Son frère le cardinal est catholique par définition, mais capable de réfléchir à des possibilités de conciliation. En 1561, au colloque de Poissy, l’Assemblée du clergé est réunie, la Cour est là, et pour la première fois on fait venir des pasteurs, une délégation de ministres avec Théodore de Bèze à sa tête. Pour la première fois on met ensemble l'Assemblée du clergé, une délégation de pasteurs et la cour. Ça ne se reproduira jamais parce que le résultat dans l'esprit de Catherine de Médicis c'est de trouver un terrain d'entente, c'est-à-dire de ramener les protestants vers le centre. Ce n’est pas l’esprit des protestants, ils vont à Poissy dans un esprit conquérant. Le cardinal de Lorraine a tenté à ce moment-là de ramener les calvinistes vers le centre, en leur faisant accepter l'idée d'un retour à la présence réelle corporelle dans l'eucharistie dans la scène.
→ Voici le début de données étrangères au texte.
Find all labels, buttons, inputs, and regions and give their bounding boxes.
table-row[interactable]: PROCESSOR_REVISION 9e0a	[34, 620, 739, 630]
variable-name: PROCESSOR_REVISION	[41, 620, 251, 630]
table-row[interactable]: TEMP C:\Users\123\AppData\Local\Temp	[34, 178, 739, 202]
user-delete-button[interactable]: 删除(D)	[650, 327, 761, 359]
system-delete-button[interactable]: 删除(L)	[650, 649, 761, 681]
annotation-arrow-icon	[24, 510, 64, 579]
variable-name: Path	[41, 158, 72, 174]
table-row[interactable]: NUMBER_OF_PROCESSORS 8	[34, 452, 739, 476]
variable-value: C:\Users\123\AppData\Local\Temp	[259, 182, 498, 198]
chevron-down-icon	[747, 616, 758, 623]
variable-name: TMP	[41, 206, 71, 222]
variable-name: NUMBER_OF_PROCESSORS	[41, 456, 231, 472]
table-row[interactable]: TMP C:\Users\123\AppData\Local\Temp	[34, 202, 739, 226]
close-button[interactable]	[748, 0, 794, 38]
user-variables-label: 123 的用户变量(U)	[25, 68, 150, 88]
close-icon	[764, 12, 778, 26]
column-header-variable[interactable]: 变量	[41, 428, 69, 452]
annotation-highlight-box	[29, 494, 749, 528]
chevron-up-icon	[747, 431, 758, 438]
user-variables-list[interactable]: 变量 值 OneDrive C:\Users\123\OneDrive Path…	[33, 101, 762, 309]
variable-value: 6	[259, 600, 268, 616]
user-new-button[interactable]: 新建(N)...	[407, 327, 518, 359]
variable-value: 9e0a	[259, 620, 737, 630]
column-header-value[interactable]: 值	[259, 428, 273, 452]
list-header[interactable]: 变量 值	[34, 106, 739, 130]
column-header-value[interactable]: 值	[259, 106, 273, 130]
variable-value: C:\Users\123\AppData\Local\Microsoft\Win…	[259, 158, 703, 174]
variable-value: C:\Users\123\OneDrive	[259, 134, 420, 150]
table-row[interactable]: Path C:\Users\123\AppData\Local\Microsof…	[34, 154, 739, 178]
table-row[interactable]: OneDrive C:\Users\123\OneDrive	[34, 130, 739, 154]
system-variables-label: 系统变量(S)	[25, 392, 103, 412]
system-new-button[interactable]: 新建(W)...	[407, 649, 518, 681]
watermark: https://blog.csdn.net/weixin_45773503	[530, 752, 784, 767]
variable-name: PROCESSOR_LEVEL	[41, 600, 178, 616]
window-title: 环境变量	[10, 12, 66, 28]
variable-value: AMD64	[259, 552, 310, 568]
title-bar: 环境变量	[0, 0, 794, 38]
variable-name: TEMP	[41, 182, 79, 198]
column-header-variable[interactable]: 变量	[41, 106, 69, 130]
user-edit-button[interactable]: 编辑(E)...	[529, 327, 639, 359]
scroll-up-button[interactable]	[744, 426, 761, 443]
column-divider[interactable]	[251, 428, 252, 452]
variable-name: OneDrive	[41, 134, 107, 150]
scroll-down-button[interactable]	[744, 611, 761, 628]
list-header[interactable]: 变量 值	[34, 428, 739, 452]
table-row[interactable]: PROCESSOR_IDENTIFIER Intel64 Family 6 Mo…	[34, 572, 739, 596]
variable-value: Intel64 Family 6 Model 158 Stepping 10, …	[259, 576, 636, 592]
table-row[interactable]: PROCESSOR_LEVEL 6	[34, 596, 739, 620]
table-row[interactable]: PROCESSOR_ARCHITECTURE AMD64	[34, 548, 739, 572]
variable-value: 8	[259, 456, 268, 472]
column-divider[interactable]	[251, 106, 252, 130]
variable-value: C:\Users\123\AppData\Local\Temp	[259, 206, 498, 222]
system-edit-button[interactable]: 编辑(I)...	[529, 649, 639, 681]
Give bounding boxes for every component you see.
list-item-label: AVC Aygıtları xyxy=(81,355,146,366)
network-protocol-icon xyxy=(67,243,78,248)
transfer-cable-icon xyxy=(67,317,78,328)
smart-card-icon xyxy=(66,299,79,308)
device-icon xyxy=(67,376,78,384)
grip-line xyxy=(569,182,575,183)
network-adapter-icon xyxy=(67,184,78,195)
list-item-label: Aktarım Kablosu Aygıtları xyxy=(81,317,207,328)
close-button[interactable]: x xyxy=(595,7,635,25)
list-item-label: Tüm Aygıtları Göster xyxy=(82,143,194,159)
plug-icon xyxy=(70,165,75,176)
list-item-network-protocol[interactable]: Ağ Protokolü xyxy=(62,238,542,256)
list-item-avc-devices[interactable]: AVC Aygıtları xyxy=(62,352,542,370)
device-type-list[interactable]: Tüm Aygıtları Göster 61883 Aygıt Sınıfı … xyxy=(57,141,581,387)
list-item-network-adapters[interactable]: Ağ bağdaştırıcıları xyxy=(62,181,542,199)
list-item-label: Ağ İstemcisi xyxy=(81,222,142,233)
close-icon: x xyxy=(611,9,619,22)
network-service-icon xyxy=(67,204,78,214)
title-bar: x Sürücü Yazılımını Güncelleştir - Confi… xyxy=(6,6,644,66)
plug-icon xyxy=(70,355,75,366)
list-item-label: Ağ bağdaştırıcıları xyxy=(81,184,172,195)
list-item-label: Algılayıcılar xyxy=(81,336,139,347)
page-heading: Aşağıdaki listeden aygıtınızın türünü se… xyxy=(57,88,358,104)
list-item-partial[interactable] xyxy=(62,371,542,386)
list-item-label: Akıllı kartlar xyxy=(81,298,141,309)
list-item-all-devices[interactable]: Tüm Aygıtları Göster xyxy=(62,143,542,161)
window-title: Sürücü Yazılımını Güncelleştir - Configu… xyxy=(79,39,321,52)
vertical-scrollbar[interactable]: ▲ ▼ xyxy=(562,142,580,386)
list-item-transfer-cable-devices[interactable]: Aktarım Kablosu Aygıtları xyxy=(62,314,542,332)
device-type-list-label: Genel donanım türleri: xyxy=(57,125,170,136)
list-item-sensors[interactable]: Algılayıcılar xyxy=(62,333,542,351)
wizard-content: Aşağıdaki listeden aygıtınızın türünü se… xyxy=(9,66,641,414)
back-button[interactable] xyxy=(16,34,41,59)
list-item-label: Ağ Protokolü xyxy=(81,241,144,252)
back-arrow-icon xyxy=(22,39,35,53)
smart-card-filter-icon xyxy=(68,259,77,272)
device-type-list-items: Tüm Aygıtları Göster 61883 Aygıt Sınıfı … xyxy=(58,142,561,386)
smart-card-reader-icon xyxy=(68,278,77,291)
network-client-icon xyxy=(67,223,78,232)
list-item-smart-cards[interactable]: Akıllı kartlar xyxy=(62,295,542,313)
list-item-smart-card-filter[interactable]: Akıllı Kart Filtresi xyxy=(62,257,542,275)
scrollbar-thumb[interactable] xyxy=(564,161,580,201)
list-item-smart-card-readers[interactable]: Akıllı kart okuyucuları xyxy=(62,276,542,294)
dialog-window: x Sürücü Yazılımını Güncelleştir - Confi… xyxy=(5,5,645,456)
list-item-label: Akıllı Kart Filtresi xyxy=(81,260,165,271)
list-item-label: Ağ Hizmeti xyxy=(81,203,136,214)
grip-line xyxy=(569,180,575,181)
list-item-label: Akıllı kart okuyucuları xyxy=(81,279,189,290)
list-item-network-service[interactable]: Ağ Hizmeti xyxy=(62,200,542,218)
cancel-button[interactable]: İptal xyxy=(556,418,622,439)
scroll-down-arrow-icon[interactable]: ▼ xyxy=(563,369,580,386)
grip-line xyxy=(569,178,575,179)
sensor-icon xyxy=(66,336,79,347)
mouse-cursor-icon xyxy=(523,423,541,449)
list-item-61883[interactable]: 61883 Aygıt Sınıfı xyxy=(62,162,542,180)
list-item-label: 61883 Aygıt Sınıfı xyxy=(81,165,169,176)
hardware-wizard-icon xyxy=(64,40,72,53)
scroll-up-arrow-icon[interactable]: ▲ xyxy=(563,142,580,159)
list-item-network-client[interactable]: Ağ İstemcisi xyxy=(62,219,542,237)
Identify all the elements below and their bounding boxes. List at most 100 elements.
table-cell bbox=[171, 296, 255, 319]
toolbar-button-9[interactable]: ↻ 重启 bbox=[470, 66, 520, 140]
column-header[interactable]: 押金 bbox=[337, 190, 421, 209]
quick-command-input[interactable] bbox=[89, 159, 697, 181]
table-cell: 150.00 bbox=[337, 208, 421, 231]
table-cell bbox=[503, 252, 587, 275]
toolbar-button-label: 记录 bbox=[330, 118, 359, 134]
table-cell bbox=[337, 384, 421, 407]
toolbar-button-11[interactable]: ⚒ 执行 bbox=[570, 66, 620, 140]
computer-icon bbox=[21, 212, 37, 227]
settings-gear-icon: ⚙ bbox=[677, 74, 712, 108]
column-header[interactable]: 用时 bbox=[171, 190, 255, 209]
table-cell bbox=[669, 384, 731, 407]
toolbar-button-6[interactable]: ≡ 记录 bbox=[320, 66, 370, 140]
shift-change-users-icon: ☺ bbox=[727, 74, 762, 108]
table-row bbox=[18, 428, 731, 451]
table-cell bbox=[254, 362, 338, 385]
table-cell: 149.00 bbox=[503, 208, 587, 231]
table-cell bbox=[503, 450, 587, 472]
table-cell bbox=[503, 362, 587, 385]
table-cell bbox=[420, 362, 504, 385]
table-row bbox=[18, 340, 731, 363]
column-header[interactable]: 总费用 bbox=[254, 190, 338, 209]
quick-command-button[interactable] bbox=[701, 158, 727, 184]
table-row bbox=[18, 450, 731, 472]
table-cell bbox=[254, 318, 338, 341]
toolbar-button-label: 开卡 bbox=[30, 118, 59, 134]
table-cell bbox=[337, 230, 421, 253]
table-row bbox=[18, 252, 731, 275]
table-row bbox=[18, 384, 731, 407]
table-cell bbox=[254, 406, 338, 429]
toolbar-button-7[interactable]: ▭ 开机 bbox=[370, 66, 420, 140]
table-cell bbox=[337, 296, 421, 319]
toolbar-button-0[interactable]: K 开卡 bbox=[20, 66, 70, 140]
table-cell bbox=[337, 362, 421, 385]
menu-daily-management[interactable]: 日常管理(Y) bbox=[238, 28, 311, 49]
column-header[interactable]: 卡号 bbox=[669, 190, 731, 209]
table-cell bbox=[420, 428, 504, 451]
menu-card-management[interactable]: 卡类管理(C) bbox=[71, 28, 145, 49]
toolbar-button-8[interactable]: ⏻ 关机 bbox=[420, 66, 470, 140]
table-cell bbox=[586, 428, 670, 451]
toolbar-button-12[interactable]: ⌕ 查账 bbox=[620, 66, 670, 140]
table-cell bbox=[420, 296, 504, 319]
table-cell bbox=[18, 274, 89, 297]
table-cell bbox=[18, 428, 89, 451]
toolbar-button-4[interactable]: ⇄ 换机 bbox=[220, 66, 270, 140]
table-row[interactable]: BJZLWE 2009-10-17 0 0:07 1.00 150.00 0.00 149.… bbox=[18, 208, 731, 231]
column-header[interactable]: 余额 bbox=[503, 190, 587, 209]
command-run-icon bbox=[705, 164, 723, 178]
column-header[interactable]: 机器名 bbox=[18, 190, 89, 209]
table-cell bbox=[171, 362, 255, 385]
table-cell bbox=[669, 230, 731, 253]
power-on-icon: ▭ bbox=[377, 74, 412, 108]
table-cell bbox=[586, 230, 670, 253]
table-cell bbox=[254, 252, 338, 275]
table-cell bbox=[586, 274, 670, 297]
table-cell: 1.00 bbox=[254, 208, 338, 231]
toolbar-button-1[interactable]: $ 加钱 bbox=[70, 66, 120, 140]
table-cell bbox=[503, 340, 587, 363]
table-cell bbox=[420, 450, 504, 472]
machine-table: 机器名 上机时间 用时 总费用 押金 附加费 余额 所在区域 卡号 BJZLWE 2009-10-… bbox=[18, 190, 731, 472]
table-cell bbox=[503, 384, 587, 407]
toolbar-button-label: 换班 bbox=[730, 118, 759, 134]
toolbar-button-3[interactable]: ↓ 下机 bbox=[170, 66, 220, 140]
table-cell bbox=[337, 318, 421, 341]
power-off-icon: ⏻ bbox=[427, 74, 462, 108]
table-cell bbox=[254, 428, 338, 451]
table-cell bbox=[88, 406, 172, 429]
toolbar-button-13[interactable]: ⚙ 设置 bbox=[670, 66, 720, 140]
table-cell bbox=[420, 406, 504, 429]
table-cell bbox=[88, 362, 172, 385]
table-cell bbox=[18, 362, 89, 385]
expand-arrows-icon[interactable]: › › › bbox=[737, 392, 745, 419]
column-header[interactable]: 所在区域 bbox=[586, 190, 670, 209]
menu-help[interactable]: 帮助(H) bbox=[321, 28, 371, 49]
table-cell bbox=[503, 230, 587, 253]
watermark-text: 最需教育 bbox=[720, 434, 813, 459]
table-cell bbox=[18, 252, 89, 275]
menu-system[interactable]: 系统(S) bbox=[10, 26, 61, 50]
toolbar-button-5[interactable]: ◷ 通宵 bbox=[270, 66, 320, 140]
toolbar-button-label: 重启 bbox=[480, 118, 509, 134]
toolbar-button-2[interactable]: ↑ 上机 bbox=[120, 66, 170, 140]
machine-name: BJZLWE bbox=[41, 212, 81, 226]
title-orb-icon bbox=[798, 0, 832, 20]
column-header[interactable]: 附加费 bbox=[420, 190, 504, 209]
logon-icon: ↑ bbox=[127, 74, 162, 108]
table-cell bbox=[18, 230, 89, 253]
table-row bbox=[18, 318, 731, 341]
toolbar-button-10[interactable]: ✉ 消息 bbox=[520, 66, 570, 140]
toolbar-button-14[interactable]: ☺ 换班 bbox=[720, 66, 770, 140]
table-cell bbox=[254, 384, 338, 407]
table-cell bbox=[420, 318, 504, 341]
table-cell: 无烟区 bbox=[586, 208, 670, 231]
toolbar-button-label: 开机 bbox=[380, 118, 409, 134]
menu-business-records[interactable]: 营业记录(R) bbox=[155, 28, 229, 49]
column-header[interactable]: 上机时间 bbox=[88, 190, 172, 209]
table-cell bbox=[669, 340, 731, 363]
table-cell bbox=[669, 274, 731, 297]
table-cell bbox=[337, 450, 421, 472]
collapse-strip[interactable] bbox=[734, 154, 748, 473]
OIR : Cette tentative reste quand même particulièrement ambitieuse puisque cette question théologique est au cœur des affrontements de l’époque.

Nicolas le Roux

Voilà, c’est l’essentiel, si on n'a pas compris qu'il y en a pour faire simple qui veulent le pape, la présence réelle corporelle et de l’autre côté les gens qui ne veulent pas le pape et une présence réelle spirituelle on ne comprend pas. Sauf que c'est un peu complexe, et entre les deux, on a des luthériens qui ne veulent pas de pape mais qui veulent une présence réelle corporelle, mais sous la forme de la consubstantiation et pas de la transsubstantiation catholique[3]La transsubstantiation est une doctrine selon laquelle au cours de l’eucharistie, le pain et le vin deviennent le corps et le sang du Christ tout en conservant les caractéristiques physiques et … Continue reading. Les luthériens sont au centre en réalité ; en 1561, le cardinal a tenté de ramener un peu les calvinistes vers une forme de luthéranisme qui, pour les catholiques, est moins inacceptable. Mais c’est un échec. A partir de là, on n’aura plus jamais de tentative par la monarchie d'intervention sur le plan dogmatique. C'est une vraie révolution. Ce qui compte c’est l’obéissance au roi et c’est la paix. Pour le religieux, ce n’est pas à l’Etat de légiférer, même si de fait il a des idées sur la question. C’est la vision de Catherine de Médicis.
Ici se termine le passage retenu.